Luis Miguel Etchevehere no es un loquito descontrolado que hace y deshace a su antojo, su hermano Juan Diego, presidió hasta hace pocos días la Fundación Pensar de Entre Ríos, la misma que proyecta las políticas de Cambiemos y que acaba de avalar el uso de agroquímicos a 10 metros de viviendas en el territorio entrerriano, algo que está en consonancia con los despidos de técnicos que llevan adelante el control de alimentos en el SENASA, organismo encargado de controlar la calidad de los alimentos que consumen los argentinos. La agricultura familiar cae también en la volteada, porque al despido de técnicos para llevar adelante políticas de desarrollo, se le suma con esa medida la contaminación de los cultivos orgánicos y de otras prácticas libres de pesticidas contaminantes, propias de la agricultura familiar y campesina.

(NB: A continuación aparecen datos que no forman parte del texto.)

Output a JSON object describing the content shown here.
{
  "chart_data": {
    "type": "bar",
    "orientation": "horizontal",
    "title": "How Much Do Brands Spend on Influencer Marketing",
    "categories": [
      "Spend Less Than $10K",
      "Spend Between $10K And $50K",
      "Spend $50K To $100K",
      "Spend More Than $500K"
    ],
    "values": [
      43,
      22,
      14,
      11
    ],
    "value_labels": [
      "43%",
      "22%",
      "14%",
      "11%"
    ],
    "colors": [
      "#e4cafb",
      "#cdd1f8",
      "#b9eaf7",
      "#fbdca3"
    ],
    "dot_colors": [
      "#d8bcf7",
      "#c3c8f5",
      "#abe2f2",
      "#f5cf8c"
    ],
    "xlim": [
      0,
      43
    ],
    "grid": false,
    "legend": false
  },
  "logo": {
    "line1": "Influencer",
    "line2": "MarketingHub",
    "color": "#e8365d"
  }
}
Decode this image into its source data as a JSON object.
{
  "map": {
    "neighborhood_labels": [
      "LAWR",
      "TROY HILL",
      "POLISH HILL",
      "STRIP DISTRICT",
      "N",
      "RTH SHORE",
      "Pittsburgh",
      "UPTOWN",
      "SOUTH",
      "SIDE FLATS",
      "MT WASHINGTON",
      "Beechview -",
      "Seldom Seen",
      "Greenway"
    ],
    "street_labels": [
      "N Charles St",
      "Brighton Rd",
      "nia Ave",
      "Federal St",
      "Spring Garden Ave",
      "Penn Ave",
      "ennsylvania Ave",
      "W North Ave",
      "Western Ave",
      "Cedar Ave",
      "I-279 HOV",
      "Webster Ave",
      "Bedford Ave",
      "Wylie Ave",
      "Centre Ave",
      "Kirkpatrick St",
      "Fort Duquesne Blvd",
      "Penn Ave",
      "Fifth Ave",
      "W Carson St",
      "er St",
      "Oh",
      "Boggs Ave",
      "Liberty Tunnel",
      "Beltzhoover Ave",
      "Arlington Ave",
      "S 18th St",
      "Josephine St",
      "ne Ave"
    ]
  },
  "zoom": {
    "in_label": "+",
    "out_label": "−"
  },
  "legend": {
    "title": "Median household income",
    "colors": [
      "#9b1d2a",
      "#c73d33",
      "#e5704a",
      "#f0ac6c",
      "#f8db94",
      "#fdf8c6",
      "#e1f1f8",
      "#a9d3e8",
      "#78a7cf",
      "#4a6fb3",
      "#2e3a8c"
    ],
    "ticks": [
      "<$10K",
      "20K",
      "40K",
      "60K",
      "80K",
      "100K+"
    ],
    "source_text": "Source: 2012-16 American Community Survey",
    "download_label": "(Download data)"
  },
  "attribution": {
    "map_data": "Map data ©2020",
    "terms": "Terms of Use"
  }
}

Decir que esta destrucción es perversa, no es nada nuevo, pero es una perversión delictiva, potenciada cuando se enmarca para destruir no solo al aparato del estado, sino a las comunidades y a sus tejidos sociales y económicos. Luis Miguel Etchevehere se ha convertido en el abanderado de la misma, al llevar adelante una política dedicada a despojar a los pobres, para incrementar de modo salvaje la riqueza de los ricos. Nada les importa producir desposeídos y desamparados, con tal de agrandar sus cuentas en los paraísos fiscales y realizar movidas financieras con las ganancias de exportaciones que no pagan tributos, ni derraman la riqueza pregonada en los discursos del liberalismo.

Detener esta expoliación mafiosa, es el fin de un trabajo arduo pero posible, como lo es el de la unidad de todos los perjudicados. El acto del 26 de julio pasado en las puertas del Ministerio de Agroindustria, con la participación de la junta interna de ATE, LA CTA Autónoma, la CTEP y las organizaciones de la Agricultura Familiar, al cual deben sumarse los 12 cortes de rutas misioneras, llevadas adelante por el Movimiento Agrario de Misiones en la provincia, marcan el camino. Despedir a un técnico de AF es dejar a cientos de campesinos sin capacitaciones. Despedir a un técnico del SENASA es librar a su suerte la salud de millones de argentinos. Solo con un unidad serán derrotados los delincuentes vendedores de la patria.